Key Takeaways for Business Leaders
- More defaults flagged — but less accuracy: Precision dropped, making the model less useful for credit decisions.
- The model became fragile: Over-reliance on volatile inputs made outputs unstable and less trustworthy.
- Real risk of operational failure: In live systems, this could mean bad loans get approved, or good customers get unfairly rejected.
What We Recommend
Make AI models more resilient.
- Retrain on stress-informed data: Include past crisis periods in training data.
- Rebalance model thresholds: Optimize tradeoff between false positives and negatives.
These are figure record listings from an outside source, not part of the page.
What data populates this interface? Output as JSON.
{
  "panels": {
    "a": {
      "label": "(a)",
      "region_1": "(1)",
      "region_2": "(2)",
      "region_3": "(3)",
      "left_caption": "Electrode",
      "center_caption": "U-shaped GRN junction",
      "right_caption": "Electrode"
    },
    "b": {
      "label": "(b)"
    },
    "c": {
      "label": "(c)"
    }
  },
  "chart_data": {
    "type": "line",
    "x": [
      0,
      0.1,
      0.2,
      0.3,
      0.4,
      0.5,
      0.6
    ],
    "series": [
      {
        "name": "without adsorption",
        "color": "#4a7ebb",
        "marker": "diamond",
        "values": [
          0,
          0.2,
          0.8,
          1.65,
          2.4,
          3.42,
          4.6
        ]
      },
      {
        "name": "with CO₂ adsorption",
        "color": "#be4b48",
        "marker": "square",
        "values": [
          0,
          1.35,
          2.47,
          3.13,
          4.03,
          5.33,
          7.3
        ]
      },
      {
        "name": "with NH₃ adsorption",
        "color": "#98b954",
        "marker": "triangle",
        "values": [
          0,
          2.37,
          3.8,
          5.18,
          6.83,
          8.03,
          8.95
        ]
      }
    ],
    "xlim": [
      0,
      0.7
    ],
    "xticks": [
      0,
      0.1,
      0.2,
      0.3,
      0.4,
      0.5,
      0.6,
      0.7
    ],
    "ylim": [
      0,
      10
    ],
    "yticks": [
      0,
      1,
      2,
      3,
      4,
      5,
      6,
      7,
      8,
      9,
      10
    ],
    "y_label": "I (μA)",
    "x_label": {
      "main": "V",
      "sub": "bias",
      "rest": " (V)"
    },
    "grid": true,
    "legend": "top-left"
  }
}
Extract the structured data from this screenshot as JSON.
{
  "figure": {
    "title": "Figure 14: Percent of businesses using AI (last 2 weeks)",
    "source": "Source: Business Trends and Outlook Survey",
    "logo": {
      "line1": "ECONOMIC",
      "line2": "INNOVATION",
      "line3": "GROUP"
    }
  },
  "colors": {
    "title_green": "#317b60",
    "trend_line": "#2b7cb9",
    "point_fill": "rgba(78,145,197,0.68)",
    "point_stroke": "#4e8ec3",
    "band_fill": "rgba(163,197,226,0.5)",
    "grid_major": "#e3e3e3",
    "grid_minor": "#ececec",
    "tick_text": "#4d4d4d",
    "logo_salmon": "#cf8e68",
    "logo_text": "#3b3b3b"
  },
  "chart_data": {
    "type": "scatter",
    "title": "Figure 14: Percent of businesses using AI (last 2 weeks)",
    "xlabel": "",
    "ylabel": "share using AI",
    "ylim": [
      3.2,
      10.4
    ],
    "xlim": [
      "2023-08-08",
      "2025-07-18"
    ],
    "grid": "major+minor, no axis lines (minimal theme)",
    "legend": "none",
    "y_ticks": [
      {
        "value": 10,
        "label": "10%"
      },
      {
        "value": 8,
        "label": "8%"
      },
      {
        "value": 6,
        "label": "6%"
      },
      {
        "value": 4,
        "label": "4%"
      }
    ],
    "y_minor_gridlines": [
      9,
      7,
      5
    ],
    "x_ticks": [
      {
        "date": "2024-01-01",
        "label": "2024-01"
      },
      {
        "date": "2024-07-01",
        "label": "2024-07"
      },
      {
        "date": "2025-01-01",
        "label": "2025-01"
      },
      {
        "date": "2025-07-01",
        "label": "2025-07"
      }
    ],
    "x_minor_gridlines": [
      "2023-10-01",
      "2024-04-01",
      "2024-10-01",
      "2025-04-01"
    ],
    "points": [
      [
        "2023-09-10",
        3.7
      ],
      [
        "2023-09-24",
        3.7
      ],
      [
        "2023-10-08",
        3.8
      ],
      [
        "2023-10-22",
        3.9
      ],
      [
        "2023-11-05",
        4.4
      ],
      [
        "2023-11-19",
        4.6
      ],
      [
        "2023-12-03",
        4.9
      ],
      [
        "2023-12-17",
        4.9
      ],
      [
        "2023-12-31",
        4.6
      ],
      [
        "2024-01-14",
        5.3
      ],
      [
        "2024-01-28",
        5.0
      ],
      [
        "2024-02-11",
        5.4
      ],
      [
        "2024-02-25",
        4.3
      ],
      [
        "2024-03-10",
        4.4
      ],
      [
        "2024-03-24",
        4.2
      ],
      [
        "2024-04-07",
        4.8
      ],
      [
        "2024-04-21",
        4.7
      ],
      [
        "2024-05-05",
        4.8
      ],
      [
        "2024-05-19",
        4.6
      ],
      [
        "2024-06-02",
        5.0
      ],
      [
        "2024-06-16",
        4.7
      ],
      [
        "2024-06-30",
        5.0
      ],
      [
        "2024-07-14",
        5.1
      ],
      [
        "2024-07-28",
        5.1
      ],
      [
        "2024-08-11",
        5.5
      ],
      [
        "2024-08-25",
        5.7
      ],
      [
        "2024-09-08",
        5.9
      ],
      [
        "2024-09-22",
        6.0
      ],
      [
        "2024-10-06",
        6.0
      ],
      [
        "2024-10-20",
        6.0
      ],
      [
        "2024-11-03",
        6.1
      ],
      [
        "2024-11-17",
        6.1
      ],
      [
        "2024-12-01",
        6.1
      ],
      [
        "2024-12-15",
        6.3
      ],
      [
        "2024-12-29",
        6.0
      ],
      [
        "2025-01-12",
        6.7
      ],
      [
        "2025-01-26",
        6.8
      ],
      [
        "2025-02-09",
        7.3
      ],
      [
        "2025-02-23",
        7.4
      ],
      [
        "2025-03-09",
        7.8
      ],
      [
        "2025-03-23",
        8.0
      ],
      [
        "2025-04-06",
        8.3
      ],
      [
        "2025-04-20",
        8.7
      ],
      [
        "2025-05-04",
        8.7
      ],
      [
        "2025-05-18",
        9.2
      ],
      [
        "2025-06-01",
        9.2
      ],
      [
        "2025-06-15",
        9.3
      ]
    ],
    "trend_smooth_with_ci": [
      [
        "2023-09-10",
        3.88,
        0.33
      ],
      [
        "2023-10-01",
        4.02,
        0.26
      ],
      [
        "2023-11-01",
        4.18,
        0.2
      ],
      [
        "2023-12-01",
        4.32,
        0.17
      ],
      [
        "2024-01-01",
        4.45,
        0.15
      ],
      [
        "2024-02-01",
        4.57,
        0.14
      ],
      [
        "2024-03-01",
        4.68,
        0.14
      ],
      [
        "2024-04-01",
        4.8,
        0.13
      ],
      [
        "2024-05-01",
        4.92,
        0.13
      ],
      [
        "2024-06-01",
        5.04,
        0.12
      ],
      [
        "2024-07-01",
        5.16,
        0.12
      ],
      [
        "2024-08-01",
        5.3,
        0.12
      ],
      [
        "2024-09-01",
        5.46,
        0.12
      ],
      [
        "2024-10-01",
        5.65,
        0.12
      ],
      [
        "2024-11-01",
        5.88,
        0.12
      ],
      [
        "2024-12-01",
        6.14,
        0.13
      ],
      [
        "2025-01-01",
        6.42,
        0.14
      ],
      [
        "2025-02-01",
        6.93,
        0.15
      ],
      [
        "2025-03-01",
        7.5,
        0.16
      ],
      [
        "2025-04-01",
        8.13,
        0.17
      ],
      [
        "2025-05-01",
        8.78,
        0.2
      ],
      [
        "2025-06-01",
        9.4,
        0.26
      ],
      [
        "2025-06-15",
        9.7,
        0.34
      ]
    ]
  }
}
- Add monitoring alerts: Track shifts in key features like income or Debt-to-Income (DTI).
- Refresh calibration regularly: Ensure risk scores remain meaningful.
- Use hybrid guardrails: Add rule-based overrides during high-risk periods.
Ankura's AI Model Risk Services
Ankura helps institutions deploy AI responsibly by combining technical expertise with regulatory insight. Our services ensure models are robust, fair, explainable, and audit-ready.
- Model Validation: End-to-end validation covering data, design, and outcomes — aligned with SR 11-7 and global best practices.
- Stress-Testing: Simulation of shocks and distribution shifts to test model resilience under adverse conditions.
- Fairness Audits: Evaluation of bias and disparate impact across sensitive attributes.
- Explainability: Use of SHAP, Local Interpretable Model Agnostic Explanation (LIME), and other tools to improve transparency and support governance.
- Governance Support: Setup of model documentation, monitoring plans, and audit trails for compliance.
Whether you're building your first ML model or scaling AI across the enterprise, we bring rigor and oversight to your model risk management.
Footnote
1. To build the synthetic COVID scenario, we anchored macroeconomic assumptions (unemployment, income shocks, default rates) to ranges observed during 2020–2021 using public sources such as the Federal Reserve Economic Data (FRED). These were then translated into borrower-level features by proportionally adjusting key inputs (e.g., increasing debt-to-income ratios, reducing disposable income, shifting credit score distributions). While simplified, this approach allowed us to capture realistic stress dynamics at the borrower level.
The content of this article is intended to provide a general guide to the subject matter. Specialist advice should be sought about your specific circumstances.